Cynthia was so greatly shaken, that to defend her from his observation I was even moved to indulge in the parson's fondness for the dead languages and abstruse theories. However, I had just induced him to quarrel with Cicero on the strength of something that Cicero ought to have said and yet had not said at all, when Blodgett returned, bearing the ring.
That redoubtable lady observed Cynthia's distress at once, but did not put the same construction on it that her master had.
"Very natural to be sure," says she. "Weddings are strange, exciting things, and apt to upset the strongest of us. I remember the first time I went through the ceremony. I was mortal worried by it."
Mrs. Blodgett having by this time fully entered into the affair, took Cynthia in hand. She insisted that Cynthia should go with her upstairs, "to tidy herself like," and be accomplished generally in a manner more befitting the occasion. Indeed so enthusiastic had the housekeeper become about it that she even proposed to search for some of her own discarded nuptial garments, which she ventured to say with a bit of fettling and contriving, a pleat here and a tuck there, Cynthia after all might not lack for a wedding-gown. The conceit of a young lady who a week ago had been of the first fashion, appearing as a bride in a gown that had once done duty for the admirable Blodgett, convulsed me with laughter. And this behaviour was heightened rather than depressed when I recollected that such an attire would consort very aptly with the hobnailed appearance of the bridegroom.
During the absence of the ladies upstairs, the parson had the forethought to give me a two-shilling-bit, for the purpose of feeing the clerk. I was so struck by this further instance of his generous courtesy, that I asked the name of my benefactor, for I swore that I would not rest content until I had repaid him. It seemed that this obscure country clergyman bore the name of Scriven. It is a name as far as I can make out, that has not yet come to any eminence in letters or the humane arts; nor has it attained to any signal preferment in that Church of which it is so true an ornament. His great learning, his simple ingenuous character, his notable generosity, his tenderness of heart, his implicit courtesy have never advanced him one step, so far as I can gather, in the world's opinion. For aught I know he is still the country parson on his forty pounds or so a year, whilst many a sleek old worldling with half of his learning and a tithe of his humanity is my lord Bishop riding by in his gilt coach with footmen behind it, the recipient of a hundred times more kudos and emolument.
When Cynthia came down again she looked wonderfully spic and span.

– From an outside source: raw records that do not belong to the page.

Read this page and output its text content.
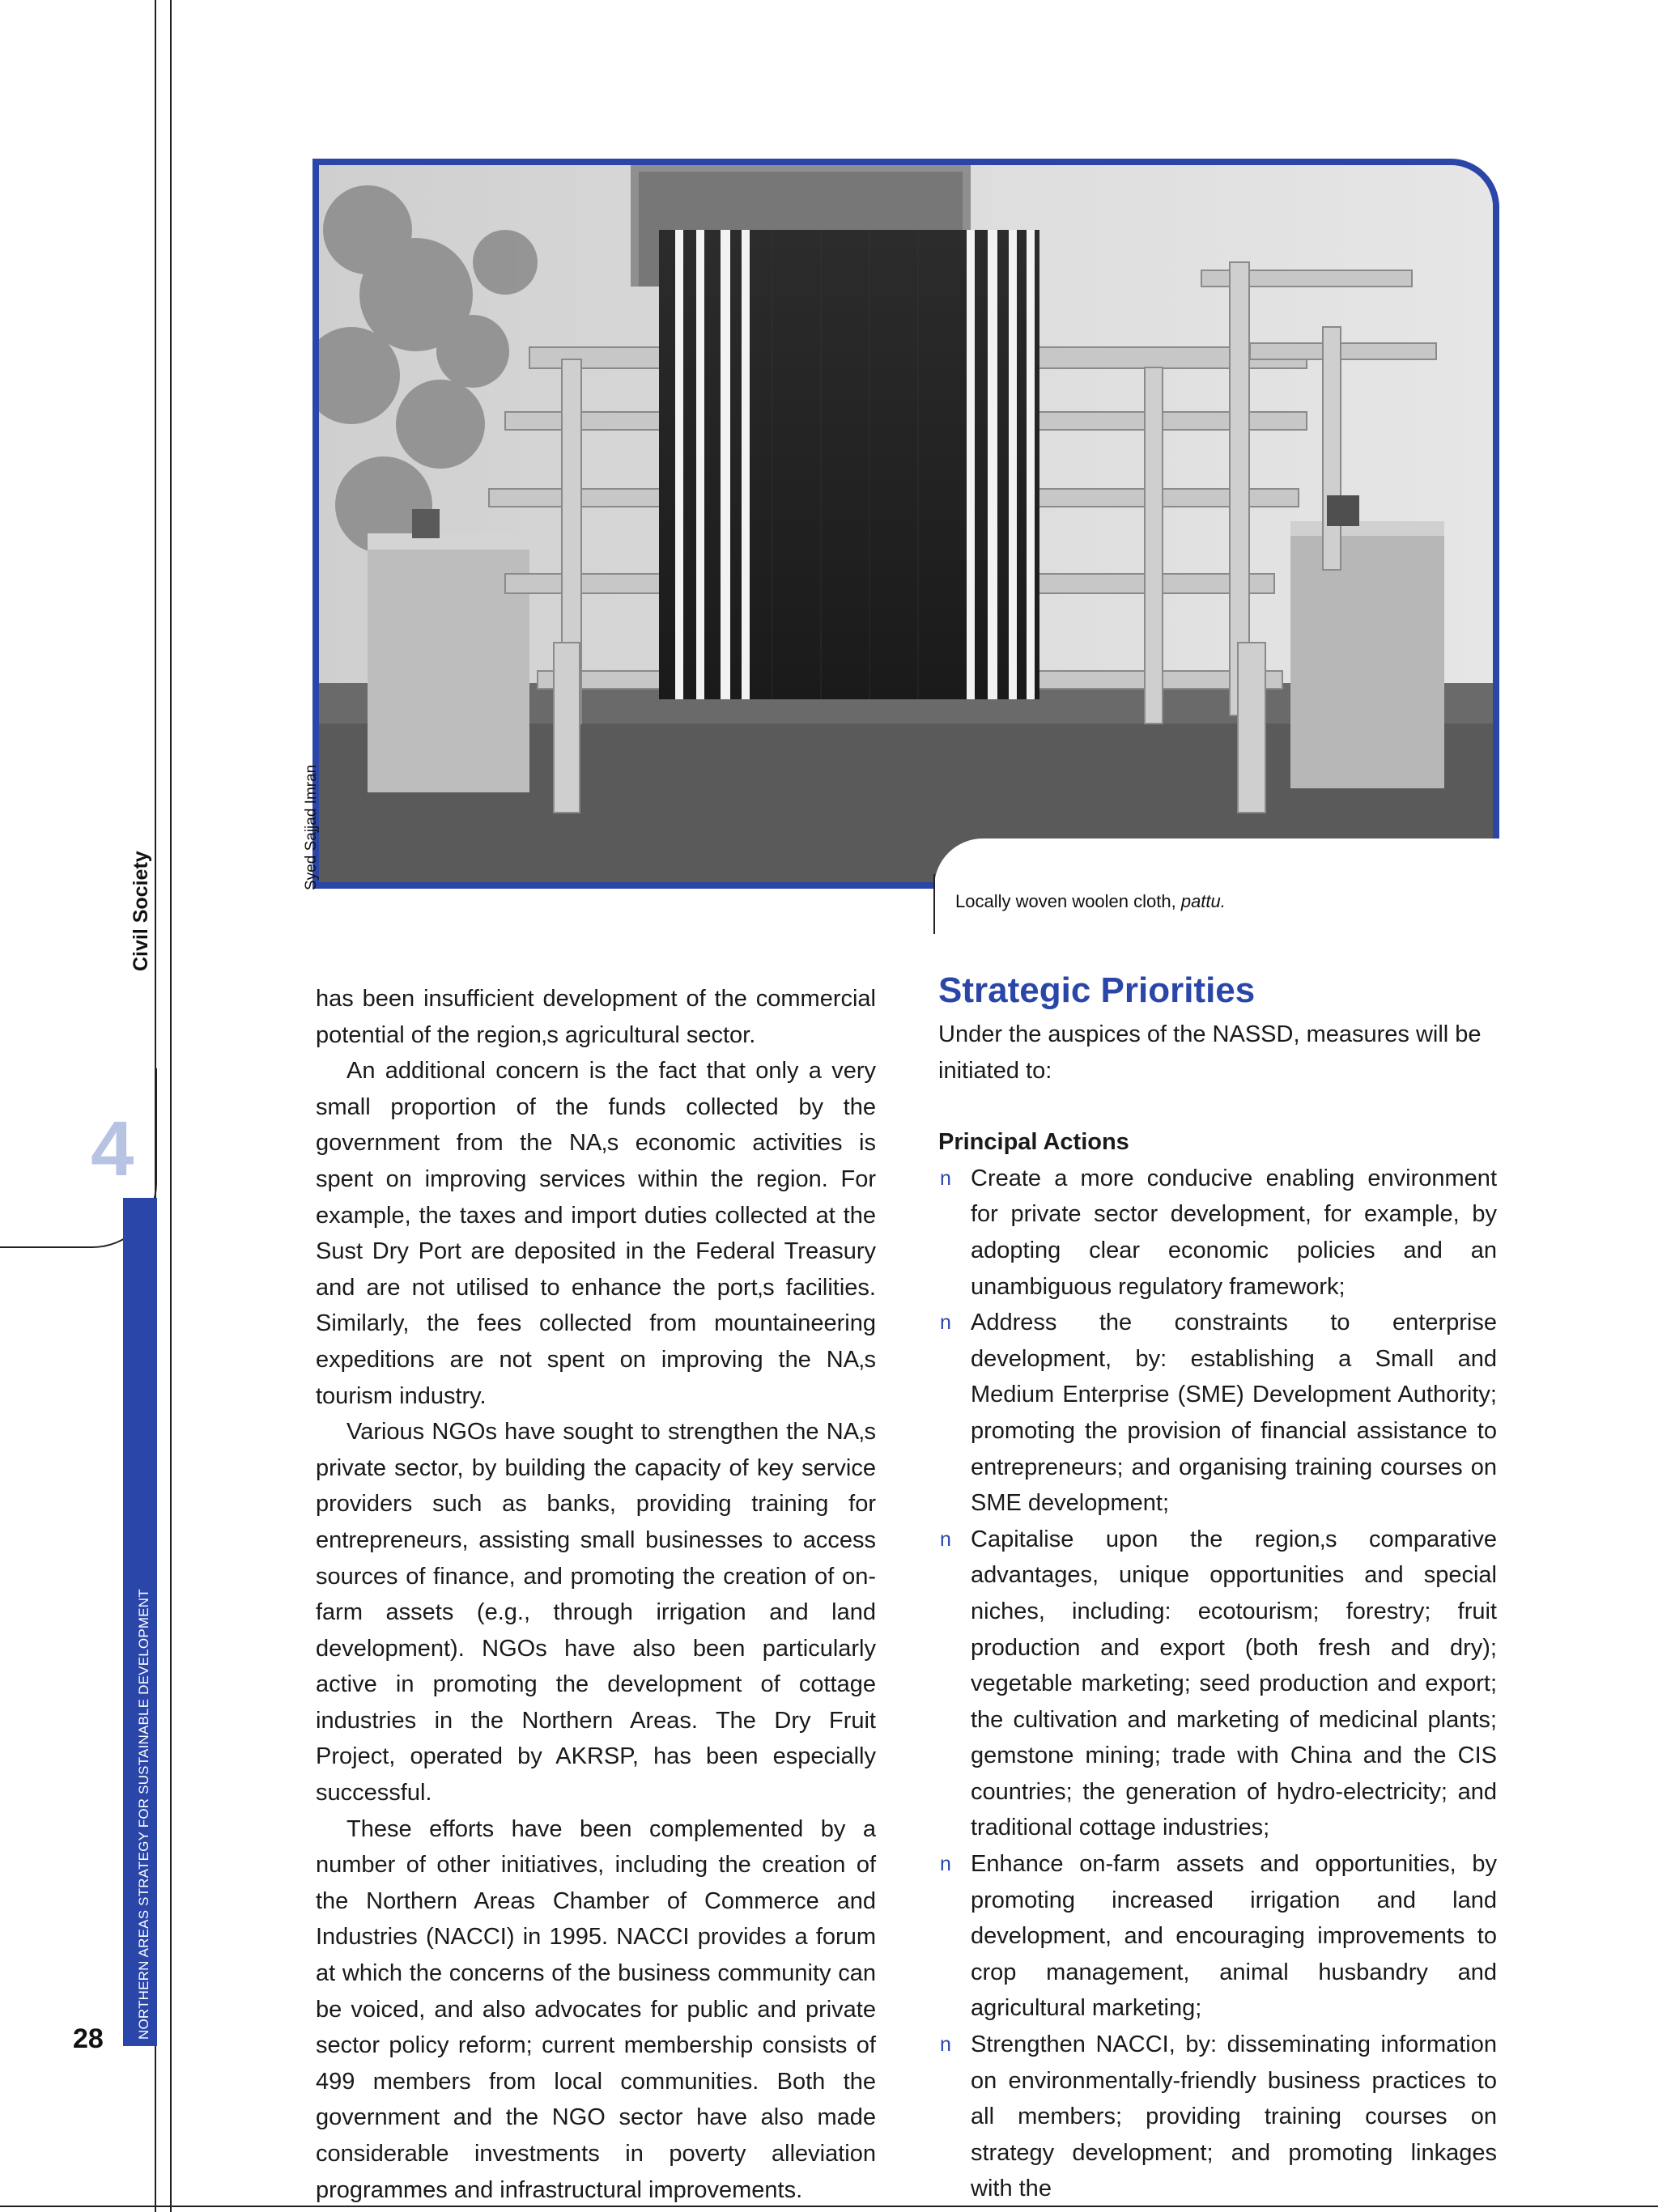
Civil Society
4
NORTHERN AREAS STRATEGY FOR SUSTAINABLE DEVELOPMENT
28
Locally woven woolen cloth, pattu.
Syed Sajjad Imran

has been insufficient development of the commercial potential of the region‚s agricultural sector.

An additional concern is the fact that only a very small proportion of the funds collected by the government from the NA‚s economic activities is spent on improving services within the region. For example, the taxes and import duties collected at the Sust Dry Port are deposited in the Federal Treasury and are not utilised to enhance the port‚s facilities. Similarly, the fees collected from mountaineering expeditions are not spent on improving the NA‚s tourism industry.

Various NGOs have sought to strengthen the NA‚s private sector, by building the capacity of key service providers such as banks, providing training for entrepreneurs, assisting small businesses to access sources of finance, and promoting the creation of on-farm assets (e.g., through irrigation and land development). NGOs have also been particularly active in promoting the development of cottage industries in the Northern Areas. The Dry Fruit Project, operated by AKRSP, has been especially successful.

These efforts have been complemented by a number of other initiatives, including the creation of the Northern Areas Chamber of Commerce and Industries (NACCI) in 1995. NACCI provides a forum at which the concerns of the business community can be voiced, and also advocates for public and private sector policy reform; current membership consists of 499 members from local communities. Both the government and the NGO sector have also made considerable investments in poverty alleviation programmes and infrastructural improvements.

Strategic Priorities

Under the auspices of the NASSD, measures will be initiated to:

Principal Actions

n Create a more conducive enabling environment for private sector development, for example, by adopting clear economic policies and an unambiguous regulatory framework;
n Address the constraints to enterprise development, by: establishing a Small and Medium Enterprise (SME) Development Authority; promoting the provision of financial assistance to entrepreneurs; and organising training courses on SME development;
n Capitalise upon the region‚s comparative advantages, unique opportunities and special niches, including: ecotourism; forestry; fruit production and export (both fresh and dry); vegetable marketing; seed production and export; the cultivation and marketing of medicinal plants; gemstone mining; trade with China and the CIS countries; the generation of hydro-electricity; and traditional cottage industries;
n Enhance on-farm assets and opportunities, by promoting increased irrigation and land development, and encouraging improvements to crop management, animal husbandry and agricultural marketing;
n Strengthen NACCI, by: disseminating information on environmentally-friendly business practices to all members; providing training courses on strategy development; and promoting linkages with the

Her hair had been done into a becoming rustic mode, most admirably neat, and showed off its qualities of abundance, gloss and curliness to true advantage. She had not thought fit to call in the aid of Mrs. Blodgett's gown it is true, but her own became her as well as another, and happily at the same time afforded no index to her degree. It was a plain and simple country dress, sober in hue and severe in its style. Yet it fell so exactly into the exquisite lines of her shape, that she and the dress became one as it were; and if there was a woman's tailor who could have exhibited a lovely figure more artfully than that, she must have been good Mrs. Nature herself. Cynthia, for all her country clothes, looked so sweet, arch and dainty too, so much the gentlewoman without the affectations that go with ton and "fine," that by their absence the breeding that lurked in every inch of her, the carriage of her person, slender and small as it was, the set of her head, and the cast of her features became more apparent.
These evidences had even an effect on Mrs. Blodgett. She was mightily pleased with her protégée.

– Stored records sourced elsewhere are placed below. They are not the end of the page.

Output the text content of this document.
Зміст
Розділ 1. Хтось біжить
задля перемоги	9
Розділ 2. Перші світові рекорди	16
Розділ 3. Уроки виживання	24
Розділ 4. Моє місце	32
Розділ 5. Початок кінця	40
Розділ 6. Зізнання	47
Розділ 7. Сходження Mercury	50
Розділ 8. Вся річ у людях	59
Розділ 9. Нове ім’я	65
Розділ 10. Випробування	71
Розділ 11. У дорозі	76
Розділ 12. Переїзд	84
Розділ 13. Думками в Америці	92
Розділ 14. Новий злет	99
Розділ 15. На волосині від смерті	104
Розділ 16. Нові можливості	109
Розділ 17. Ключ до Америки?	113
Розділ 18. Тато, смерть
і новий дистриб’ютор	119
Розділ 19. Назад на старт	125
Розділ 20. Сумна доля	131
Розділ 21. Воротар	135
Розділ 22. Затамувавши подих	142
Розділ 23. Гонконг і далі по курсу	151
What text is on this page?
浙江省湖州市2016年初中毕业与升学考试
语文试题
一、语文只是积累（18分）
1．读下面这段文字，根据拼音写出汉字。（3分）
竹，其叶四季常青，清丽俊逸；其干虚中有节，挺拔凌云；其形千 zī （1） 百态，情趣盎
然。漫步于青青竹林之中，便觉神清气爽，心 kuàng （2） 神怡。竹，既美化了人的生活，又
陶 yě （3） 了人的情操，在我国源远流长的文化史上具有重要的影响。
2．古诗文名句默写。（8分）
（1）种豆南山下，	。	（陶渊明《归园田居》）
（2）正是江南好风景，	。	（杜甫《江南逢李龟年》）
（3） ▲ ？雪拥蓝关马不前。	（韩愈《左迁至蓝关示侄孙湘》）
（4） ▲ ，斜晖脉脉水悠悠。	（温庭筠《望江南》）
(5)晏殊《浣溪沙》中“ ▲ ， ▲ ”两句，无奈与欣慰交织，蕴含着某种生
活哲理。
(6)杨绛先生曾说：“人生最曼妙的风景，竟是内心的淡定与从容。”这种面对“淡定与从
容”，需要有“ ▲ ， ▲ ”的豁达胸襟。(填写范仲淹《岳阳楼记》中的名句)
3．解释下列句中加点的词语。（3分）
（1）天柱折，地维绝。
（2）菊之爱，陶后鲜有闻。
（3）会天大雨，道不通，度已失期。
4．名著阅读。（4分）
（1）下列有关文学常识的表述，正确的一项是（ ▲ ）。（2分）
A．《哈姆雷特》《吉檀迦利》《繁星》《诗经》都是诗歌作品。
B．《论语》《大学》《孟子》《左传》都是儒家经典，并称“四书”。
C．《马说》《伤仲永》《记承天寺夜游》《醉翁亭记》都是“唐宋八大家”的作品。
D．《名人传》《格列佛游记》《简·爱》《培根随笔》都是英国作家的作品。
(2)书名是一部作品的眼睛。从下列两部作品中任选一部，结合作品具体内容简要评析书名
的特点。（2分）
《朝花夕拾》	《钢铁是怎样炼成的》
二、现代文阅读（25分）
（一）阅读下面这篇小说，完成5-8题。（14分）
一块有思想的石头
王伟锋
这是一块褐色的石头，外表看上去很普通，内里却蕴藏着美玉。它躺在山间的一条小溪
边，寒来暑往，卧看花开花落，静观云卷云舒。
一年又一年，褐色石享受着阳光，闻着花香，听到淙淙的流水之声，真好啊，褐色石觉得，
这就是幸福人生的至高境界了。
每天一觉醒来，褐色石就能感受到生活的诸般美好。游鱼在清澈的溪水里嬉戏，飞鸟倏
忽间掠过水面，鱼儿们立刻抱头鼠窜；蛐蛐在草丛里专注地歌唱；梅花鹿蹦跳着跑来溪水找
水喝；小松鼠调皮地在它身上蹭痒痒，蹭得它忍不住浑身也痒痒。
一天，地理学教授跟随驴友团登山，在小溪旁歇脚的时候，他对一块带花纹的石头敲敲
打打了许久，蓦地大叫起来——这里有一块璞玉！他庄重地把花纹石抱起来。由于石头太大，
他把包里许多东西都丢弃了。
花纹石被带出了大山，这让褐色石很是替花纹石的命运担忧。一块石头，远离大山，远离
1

"I don't know who you are, young man," says she, "and I won't say all that's in my mind about you, but I hope you know that you are taking a real born lady to wife. Such white hands I never did see, and such pretty ways, saving her presence, as she 'ave too. You are not a quarter good enough, young man, for the likes of her, and just keep that in your mind and live up to it. But I gravely misdoubt me as to whether you will, for take you all round you are about as disreppitable and low a fellow as ever I saw. To think that such as you should have lured the pretty lamb from her father's house. But as I've told her, it is not yet too late for her to go back again."

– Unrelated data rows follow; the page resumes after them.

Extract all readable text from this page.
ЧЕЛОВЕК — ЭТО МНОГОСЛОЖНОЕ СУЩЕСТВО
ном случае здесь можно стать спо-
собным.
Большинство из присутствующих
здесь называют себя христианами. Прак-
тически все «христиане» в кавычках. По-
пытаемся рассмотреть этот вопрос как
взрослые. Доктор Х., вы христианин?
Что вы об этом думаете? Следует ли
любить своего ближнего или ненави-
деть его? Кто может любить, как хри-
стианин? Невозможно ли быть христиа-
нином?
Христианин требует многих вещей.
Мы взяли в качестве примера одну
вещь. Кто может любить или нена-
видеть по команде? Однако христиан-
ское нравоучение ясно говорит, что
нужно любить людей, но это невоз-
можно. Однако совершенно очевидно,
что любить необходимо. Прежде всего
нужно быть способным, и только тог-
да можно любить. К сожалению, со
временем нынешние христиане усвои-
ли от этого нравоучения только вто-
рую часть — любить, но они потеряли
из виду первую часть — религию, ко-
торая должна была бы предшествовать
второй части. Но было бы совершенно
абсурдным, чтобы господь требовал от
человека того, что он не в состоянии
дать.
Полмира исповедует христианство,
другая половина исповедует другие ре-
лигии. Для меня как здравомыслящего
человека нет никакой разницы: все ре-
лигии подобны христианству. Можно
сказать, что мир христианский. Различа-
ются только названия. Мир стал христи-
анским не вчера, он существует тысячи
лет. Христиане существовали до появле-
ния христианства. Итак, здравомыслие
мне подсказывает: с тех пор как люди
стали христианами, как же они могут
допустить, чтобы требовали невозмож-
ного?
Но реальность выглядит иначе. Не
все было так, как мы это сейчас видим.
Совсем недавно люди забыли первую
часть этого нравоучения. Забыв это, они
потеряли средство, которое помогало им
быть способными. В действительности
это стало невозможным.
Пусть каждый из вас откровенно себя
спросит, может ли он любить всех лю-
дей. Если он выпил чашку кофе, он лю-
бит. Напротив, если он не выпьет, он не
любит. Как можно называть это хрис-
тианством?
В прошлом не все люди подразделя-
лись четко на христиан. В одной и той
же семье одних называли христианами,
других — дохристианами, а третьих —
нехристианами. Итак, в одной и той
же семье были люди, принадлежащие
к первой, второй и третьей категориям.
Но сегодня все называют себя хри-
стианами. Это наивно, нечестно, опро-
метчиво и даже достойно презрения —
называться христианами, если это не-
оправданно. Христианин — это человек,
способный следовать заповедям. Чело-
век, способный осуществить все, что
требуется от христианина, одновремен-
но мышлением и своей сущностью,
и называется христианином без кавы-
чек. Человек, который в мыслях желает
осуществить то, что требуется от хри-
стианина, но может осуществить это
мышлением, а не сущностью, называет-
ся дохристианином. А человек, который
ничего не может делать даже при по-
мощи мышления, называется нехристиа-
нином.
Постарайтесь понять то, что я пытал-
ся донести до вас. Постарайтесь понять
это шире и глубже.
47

Although neither Cynthia nor I was greatly inconvenienced by this crude statement of the case, except in the matter of the smiles we strove in vain to control, the parson, good, honest man, was not a little disconcerted by it.
"Tut, tut!" says he, "my good Blodgett, your tongue runs too fast. However excellent the motives may be that inspire you, I could wish you had a somewhat less direct manner of expressing them. I really cannot have you intervene between plighted lovers, at the very steps of the altar. And whatever the personality of our young lady, if truth compels us to admit that our young gentleman is scarcely so fortunate in his physical semblance, I am sure he hath a very nice mind."